February 7, 2017 / 2:08 AM / 8 months ago

Oil prices steady, kept in range by mixed price indicators

SINGAPORE, Feb 7 (Reuters) - Oil steadied on Tuesday after falls the previous session, with markets torn between mixed price indicators that have kept crude range-bound for much of the year.

Brent crude futures, the international benchmark for oil prices, were trading at $55.96 per barrel at 0151 GMT, up 24 cents from the last close.

U.S. West Texas Intermediate (WTI) crude futures were up 20 cents at $53.21 a barrel.

The increases came after WTI and Brent fell 1.5 to 2 percent the previous day.

Since the beginning of the year, both crude futures benchmarks have remained within a $5 per barrel price range, indicating a lack of strong directional price indicators.

Traders said key price support was coming from an effort by the Organization of the Petroleum Exporting Countries (OPEC) and other producers to cut output by almost 1.8 million barrels per day (bpd) in the first half of 2017.

While OPEC and Russia have together cut at least 1.1 million bpd so far, rising output elsewhere as well as signs of slowing demand growth threaten to undermine these efforts, traders said.

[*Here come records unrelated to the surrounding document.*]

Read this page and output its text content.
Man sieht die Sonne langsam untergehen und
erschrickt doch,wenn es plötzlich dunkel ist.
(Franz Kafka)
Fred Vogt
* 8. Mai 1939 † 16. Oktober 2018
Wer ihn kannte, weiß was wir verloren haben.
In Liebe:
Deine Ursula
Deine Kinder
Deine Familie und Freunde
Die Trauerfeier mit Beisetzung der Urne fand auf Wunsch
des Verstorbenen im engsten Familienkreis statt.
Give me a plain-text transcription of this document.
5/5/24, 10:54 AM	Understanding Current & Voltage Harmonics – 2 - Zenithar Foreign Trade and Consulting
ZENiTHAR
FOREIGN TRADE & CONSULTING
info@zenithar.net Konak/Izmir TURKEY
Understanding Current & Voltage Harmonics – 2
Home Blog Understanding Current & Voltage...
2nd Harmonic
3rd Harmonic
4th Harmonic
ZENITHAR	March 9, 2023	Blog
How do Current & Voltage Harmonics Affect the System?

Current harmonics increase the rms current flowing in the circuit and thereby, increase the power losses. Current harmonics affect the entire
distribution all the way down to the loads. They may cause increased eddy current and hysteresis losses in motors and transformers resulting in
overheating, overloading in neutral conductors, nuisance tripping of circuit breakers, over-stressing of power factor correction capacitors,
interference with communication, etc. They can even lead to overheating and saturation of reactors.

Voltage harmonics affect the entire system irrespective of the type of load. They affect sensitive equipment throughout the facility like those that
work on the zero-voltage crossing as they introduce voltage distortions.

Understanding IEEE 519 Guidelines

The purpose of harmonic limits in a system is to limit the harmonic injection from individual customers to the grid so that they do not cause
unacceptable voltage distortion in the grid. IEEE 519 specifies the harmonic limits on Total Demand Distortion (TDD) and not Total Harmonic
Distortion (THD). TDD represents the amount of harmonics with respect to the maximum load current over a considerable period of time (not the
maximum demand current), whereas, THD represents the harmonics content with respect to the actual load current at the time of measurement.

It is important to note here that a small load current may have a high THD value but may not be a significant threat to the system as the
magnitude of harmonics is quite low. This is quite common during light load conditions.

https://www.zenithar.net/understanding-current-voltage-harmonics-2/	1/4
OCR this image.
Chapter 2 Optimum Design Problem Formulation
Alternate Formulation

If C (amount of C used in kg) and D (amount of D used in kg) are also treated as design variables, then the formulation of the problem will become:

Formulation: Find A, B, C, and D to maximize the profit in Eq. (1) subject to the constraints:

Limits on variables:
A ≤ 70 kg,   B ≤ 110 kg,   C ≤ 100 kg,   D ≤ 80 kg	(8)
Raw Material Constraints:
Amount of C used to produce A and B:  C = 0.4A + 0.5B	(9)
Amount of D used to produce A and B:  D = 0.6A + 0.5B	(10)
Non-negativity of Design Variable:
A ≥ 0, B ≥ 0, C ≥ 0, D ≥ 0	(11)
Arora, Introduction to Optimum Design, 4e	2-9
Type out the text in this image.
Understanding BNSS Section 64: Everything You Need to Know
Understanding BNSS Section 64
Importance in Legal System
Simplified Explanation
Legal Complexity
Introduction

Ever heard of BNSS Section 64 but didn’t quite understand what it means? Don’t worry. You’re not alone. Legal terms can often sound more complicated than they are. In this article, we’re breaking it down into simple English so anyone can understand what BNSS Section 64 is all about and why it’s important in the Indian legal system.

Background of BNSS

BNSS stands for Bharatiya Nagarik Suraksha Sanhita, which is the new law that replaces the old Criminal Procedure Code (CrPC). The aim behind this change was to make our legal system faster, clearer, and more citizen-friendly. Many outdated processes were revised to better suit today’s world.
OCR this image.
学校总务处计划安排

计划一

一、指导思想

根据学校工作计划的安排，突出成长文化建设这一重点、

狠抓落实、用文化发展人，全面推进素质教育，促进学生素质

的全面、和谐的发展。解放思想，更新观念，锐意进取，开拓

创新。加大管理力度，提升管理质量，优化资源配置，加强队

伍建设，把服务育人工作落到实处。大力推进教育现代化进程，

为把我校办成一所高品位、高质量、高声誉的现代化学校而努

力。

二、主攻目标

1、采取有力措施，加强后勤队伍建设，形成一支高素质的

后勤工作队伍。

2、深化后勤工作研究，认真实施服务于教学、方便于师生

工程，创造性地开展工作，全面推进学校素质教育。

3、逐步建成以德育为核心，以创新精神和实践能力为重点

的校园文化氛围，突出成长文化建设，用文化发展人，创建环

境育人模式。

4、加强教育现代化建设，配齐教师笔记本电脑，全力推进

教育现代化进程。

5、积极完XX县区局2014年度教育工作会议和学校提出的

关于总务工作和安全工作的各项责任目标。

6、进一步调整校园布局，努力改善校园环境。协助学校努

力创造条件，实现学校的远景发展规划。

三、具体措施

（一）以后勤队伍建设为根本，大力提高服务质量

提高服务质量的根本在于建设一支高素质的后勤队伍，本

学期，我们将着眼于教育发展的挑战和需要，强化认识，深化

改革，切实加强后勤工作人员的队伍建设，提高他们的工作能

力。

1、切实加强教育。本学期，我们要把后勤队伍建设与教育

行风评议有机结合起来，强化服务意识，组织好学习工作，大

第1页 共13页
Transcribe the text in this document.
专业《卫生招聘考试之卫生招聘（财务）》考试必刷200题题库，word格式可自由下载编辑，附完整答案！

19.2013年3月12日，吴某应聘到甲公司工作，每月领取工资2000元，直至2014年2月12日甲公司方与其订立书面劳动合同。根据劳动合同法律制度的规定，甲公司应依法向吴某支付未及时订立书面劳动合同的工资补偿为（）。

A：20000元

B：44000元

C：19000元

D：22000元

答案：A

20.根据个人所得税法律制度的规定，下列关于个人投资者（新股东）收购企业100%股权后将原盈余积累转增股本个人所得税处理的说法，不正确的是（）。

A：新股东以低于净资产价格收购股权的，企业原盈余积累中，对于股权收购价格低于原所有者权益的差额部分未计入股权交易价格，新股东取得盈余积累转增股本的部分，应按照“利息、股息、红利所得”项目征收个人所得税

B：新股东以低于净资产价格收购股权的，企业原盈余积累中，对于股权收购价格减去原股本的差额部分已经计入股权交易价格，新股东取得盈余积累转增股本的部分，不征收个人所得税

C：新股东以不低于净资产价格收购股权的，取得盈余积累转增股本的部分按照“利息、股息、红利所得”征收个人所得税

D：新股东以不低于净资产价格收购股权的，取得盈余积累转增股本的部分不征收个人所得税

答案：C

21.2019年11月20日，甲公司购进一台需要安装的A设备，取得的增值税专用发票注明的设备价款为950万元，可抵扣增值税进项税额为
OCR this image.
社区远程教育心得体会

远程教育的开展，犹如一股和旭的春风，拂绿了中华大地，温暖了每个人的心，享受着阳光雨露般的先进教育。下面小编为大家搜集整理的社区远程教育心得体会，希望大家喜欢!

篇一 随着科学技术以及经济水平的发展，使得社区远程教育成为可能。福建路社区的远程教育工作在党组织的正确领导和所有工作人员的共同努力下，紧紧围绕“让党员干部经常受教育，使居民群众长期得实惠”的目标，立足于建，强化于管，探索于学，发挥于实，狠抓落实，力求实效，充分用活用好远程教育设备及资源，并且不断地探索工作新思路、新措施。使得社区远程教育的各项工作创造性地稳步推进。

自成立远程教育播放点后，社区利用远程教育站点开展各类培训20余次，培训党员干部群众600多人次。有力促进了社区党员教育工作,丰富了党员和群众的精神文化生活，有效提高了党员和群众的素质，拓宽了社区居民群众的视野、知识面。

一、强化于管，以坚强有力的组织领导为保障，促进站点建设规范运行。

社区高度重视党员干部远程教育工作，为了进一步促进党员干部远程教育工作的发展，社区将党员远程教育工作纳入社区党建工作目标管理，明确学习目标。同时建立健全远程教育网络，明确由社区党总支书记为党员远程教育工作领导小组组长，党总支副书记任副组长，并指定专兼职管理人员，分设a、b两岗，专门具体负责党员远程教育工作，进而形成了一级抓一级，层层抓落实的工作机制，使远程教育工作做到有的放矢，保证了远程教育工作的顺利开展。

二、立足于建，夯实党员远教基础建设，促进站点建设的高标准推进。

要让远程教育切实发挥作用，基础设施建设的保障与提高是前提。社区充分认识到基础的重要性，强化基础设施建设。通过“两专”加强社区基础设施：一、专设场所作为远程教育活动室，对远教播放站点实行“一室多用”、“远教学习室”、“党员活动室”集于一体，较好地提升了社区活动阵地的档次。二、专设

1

“The number of oil rigs in the U.S. (is) now at the highest level in 14 months, having risen over 20 percent since the OPEC production cut agreement was reached,” ANZ bank said on Tuesday.

Beyond rising drilling activity, there are also concerns that U.S. gasoline consumption, a key pillar for crude oil demand, is stalling.

Gasoline stockpiles rose by almost 21 million barrels during the first 27 days of 2017, compared with an average increase of less than 12 million barrels at the same time of year during the previous decade, according to official inventory data, implying either stalling demand or ongoing oversupply.

In China, which is challenging the United States as the world’s biggest oil consumer, BMI Research said this week that crude oil import demand would soften during the first half of the year as refinery maintenance results in less demand and as independent refiners were given a lower annual crude import quota.